Bénin/Théâtre : « Incinérés », le parcours des biens culturels pillés raconté à travers une pièce
Par Martial Olou
Dans le cadre de la restitution et l’exposition des 26 trésors royaux du Bénin, la pièce de théâtre intitulée « Incinérés » a été commandée. Sa représentation s’est récemment déroulée à l’institut français de Cotonou. L’œuvre qui raconte le parcours de ces biens qui sont revenus au bercail est signée de Jérôme Tossavi et mise en scène par Alougbine Dine. Lors de cette démonstration de plus de 60 minutes, les membres de la troupe permanente de l’atelier Nomade de l’Ecole Internationale de Théâtre du Bénin (Eitb) ont révélé au public leur génie créateur dans une représentation alliant musique, danse, chant, percussion et parole en Français comme en langue locale Fon.
Dans un décor atypique avec quelques fois des jeux de lumière, des acteurs masqués vêtus de noir, symbolisant les esprits des 26 œuvres ramenées de la France, communiquent dans un langage incompris avec leurs bourreaux (les colons). Des esprits qui se sont rendus compte qu’ils étaient hors de leur environnement habituel et ont dû s’agiter pour se libérer.
Une incinération perçue du point de vue de la renaissance
A la question de savoir pourquoi « Incinérés », Jérôme Tossavi explique: « Je suis dans le symbolisme. Il ne s’agit pas véritablement d’une incinération physique, mais d’une incinération perçue du point de vue de la renaissance. Parce que je conçois que les feux redonnent une nouvelle vie aux choses. Donc j’ai agi dans cette sphère symbolique des choses ; incinéré pour renaître ».
Le bibliothécaire de l’institut français a saisi cette occasion pour témoigner sa gratitude à l’ambassadeur de France au Bénin qui lui a commandé le texte. « Il m’a permis de me ressourcer, de retourner à la case de départ, de questionner tous ces objets, d’imaginer le récit que vous venez de voir », confie Jérôme Tossavi qui avoue avoir eu la chance que son texte ait rencontré un personnage comme Alougbine Dine. « Vous avez vu la dimension du spectacle, la performance musique, chant, danse, percutions ; ça dépasse vraiment mes visions », a-t-il reconnu.
Alougbine Dine a pour sa part attribué le succès de cette représentation aux acteurs sur scène. « Que ce soit le texte, la danse, à la chanson, la musique, c’est ceux qui exécutent qui portent le fardeau.
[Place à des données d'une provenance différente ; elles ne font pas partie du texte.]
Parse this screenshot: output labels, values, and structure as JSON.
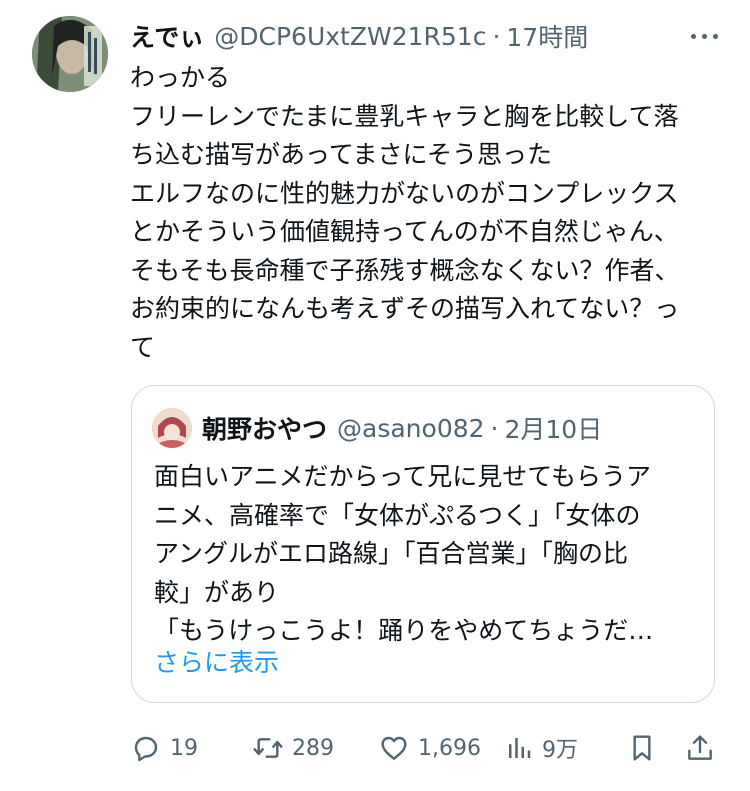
{
  "tweet": {
    "author_name": "えでぃ",
    "handle": "@DCP6UxtZW21R51c",
    "separator": "·",
    "time": "17時間",
    "lines": [
      "わっかる",
      "フリーレンでたまに豊乳キャラと胸を比較して落",
      "ち込む描写があってまさにそう思った",
      "エルフなのに性的魅力がないのがコンプレックス",
      "とかそういう価値観持ってんのが不自然じゃん、",
      "そもそも長命種で子孫残す概念なくない？作者、",
      "お約束的になんも考えずその描写入れてない？っ",
      "て"
    ]
  },
  "quote": {
    "author_name": "朝野おやつ",
    "handle": "@asano082",
    "separator": "·",
    "time": "2月10日",
    "lines": [
      "面白いアニメだからって兄に見せてもらうア",
      "ニメ、高確率で「女体がぷるつく」「女体の",
      "アングルがエロ路線」「百合営業」「胸の比",
      "較」があり",
      "「もうけっこうよ！踊りをやめてちょうだ…"
    ],
    "show_more": "さらに表示"
  },
  "actions": {
    "replies": "19",
    "retweets": "289",
    "likes": "1,696",
    "views": "9万"
  },
  "colors": {
    "text": "#0f1419",
    "secondary": "#536471",
    "link": "#1d9bf0",
    "border": "#cfd9de"
  }
}
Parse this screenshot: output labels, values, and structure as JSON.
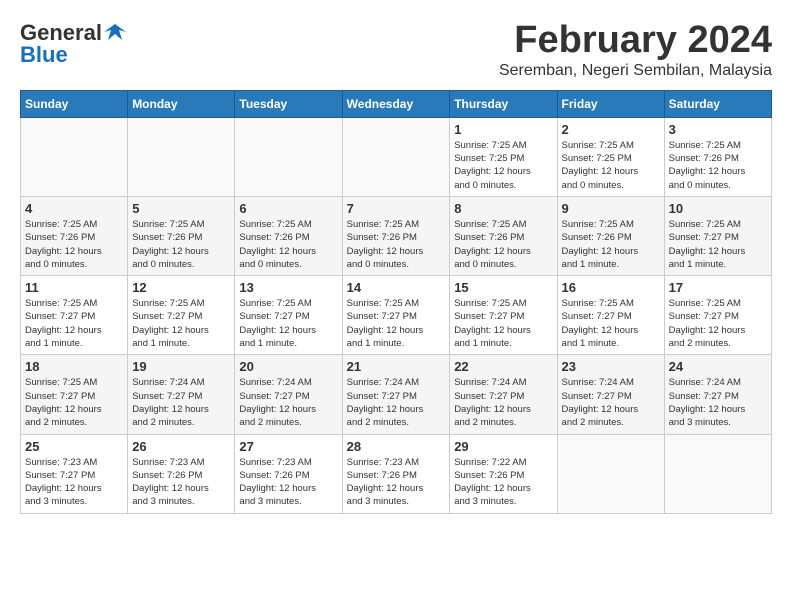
{
  "header": {
    "logo_general": "General",
    "logo_blue": "Blue",
    "month_title": "February 2024",
    "location": "Seremban, Negeri Sembilan, Malaysia"
  },
  "weekdays": [
    "Sunday",
    "Monday",
    "Tuesday",
    "Wednesday",
    "Thursday",
    "Friday",
    "Saturday"
  ],
  "weeks": [
    [
      {
        "day": "",
        "info": ""
      },
      {
        "day": "",
        "info": ""
      },
      {
        "day": "",
        "info": ""
      },
      {
        "day": "",
        "info": ""
      },
      {
        "day": "1",
        "info": "Sunrise: 7:25 AM\nSunset: 7:25 PM\nDaylight: 12 hours\nand 0 minutes."
      },
      {
        "day": "2",
        "info": "Sunrise: 7:25 AM\nSunset: 7:25 PM\nDaylight: 12 hours\nand 0 minutes."
      },
      {
        "day": "3",
        "info": "Sunrise: 7:25 AM\nSunset: 7:26 PM\nDaylight: 12 hours\nand 0 minutes."
      }
    ],
    [
      {
        "day": "4",
        "info": "Sunrise: 7:25 AM\nSunset: 7:26 PM\nDaylight: 12 hours\nand 0 minutes."
      },
      {
        "day": "5",
        "info": "Sunrise: 7:25 AM\nSunset: 7:26 PM\nDaylight: 12 hours\nand 0 minutes."
      },
      {
        "day": "6",
        "info": "Sunrise: 7:25 AM\nSunset: 7:26 PM\nDaylight: 12 hours\nand 0 minutes."
      },
      {
        "day": "7",
        "info": "Sunrise: 7:25 AM\nSunset: 7:26 PM\nDaylight: 12 hours\nand 0 minutes."
      },
      {
        "day": "8",
        "info": "Sunrise: 7:25 AM\nSunset: 7:26 PM\nDaylight: 12 hours\nand 0 minutes."
      },
      {
        "day": "9",
        "info": "Sunrise: 7:25 AM\nSunset: 7:26 PM\nDaylight: 12 hours\nand 1 minute."
      },
      {
        "day": "10",
        "info": "Sunrise: 7:25 AM\nSunset: 7:27 PM\nDaylight: 12 hours\nand 1 minute."
      }
    ],
    [
      {
        "day": "11",
        "info": "Sunrise: 7:25 AM\nSunset: 7:27 PM\nDaylight: 12 hours\nand 1 minute."
      },
      {
        "day": "12",
        "info": "Sunrise: 7:25 AM\nSunset: 7:27 PM\nDaylight: 12 hours\nand 1 minute."
      },
      {
        "day": "13",
        "info": "Sunrise: 7:25 AM\nSunset: 7:27 PM\nDaylight: 12 hours\nand 1 minute."
      },
      {
        "day": "14",
        "info": "Sunrise: 7:25 AM\nSunset: 7:27 PM\nDaylight: 12 hours\nand 1 minute."
      },
      {
        "day": "15",
        "info": "Sunrise: 7:25 AM\nSunset: 7:27 PM\nDaylight: 12 hours\nand 1 minute."
      },
      {
        "day": "16",
        "info": "Sunrise: 7:25 AM\nSunset: 7:27 PM\nDaylight: 12 hours\nand 1 minute."
      },
      {
        "day": "17",
        "info": "Sunrise: 7:25 AM\nSunset: 7:27 PM\nDaylight: 12 hours\nand 2 minutes."
      }
    ],
    [
      {
        "day": "18",
        "info": "Sunrise: 7:25 AM\nSunset: 7:27 PM\nDaylight: 12 hours\nand 2 minutes."
      },
      {
        "day": "19",
        "info": "Sunrise: 7:24 AM\nSunset: 7:27 PM\nDaylight: 12 hours\nand 2 minutes."
      },
      {
        "day": "20",
        "info": "Sunrise: 7:24 AM\nSunset: 7:27 PM\nDaylight: 12 hours\nand 2 minutes."
      },
      {
        "day": "21",
        "info": "Sunrise: 7:24 AM\nSunset: 7:27 PM\nDaylight: 12 hours\nand 2 minutes."
      },
      {
        "day": "22",
        "info": "Sunrise: 7:24 AM\nSunset: 7:27 PM\nDaylight: 12 hours\nand 2 minutes."
      },
      {
        "day": "23",
        "info": "Sunrise: 7:24 AM\nSunset: 7:27 PM\nDaylight: 12 hours\nand 2 minutes."
      },
      {
        "day": "24",
        "info": "Sunrise: 7:24 AM\nSunset: 7:27 PM\nDaylight: 12 hours\nand 3 minutes."
      }
    ],
    [
      {
        "day": "25",
        "info": "Sunrise: 7:23 AM\nSunset: 7:27 PM\nDaylight: 12 hours\nand 3 minutes."
      },
      {
        "day": "26",
        "info": "Sunrise: 7:23 AM\nSunset: 7:26 PM\nDaylight: 12 hours\nand 3 minutes."
      },
      {
        "day": "27",
        "info": "Sunrise: 7:23 AM\nSunset: 7:26 PM\nDaylight: 12 hours\nand 3 minutes."
      },
      {
        "day": "28",
        "info": "Sunrise: 7:23 AM\nSunset: 7:26 PM\nDaylight: 12 hours\nand 3 minutes."
      },
      {
        "day": "29",
        "info": "Sunrise: 7:22 AM\nSunset: 7:26 PM\nDaylight: 12 hours\nand 3 minutes."
      },
      {
        "day": "",
        "info": ""
      },
      {
        "day": "",
        "info": ""
      }
    ]
  ]
}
Le mérite n’est pas à moi, le mérite est à tous ceux-là. Je n’ai fait que diriger, c’est eux qui ont fait. Moi je n’ai fait que fédérer les arts, les imaginations pour en faire quelque chose de plus grand. C’est la conjugaison de beaucoup d’efforts de plusieurs individus qui a donné ce résultat », a-t-il fait savoir. Et ceci poursuit-il, exactement comme la conjugaison des efforts de plus d’un siècle, de plusieurs années de combat qui ont amené le Bénin à ramener ces 26 œuvres. Pour Alougbine Dine, c’est le même combat, puisqu’à la base de l’autre combat, il y a la créativité qui représente le génie du peuple béninois.
Aux dires du metteur en scène, les liens sont forts avec ce qui se passe actuellement à la présidence de la République du Bénin. « Lorsque j’ai rencontré cette pièce, je me suis dit qu’il faut en faire aussi un sujet de joie et de bonheur, de succès par rapport à nos ambitions, à ce que nous voulons pour notre peuple », a indiqué l’ancien directeur du Festival international de théâtre du Bénin (Fitheb) qui retient de ce spectacle un message de victoire et d’espoir.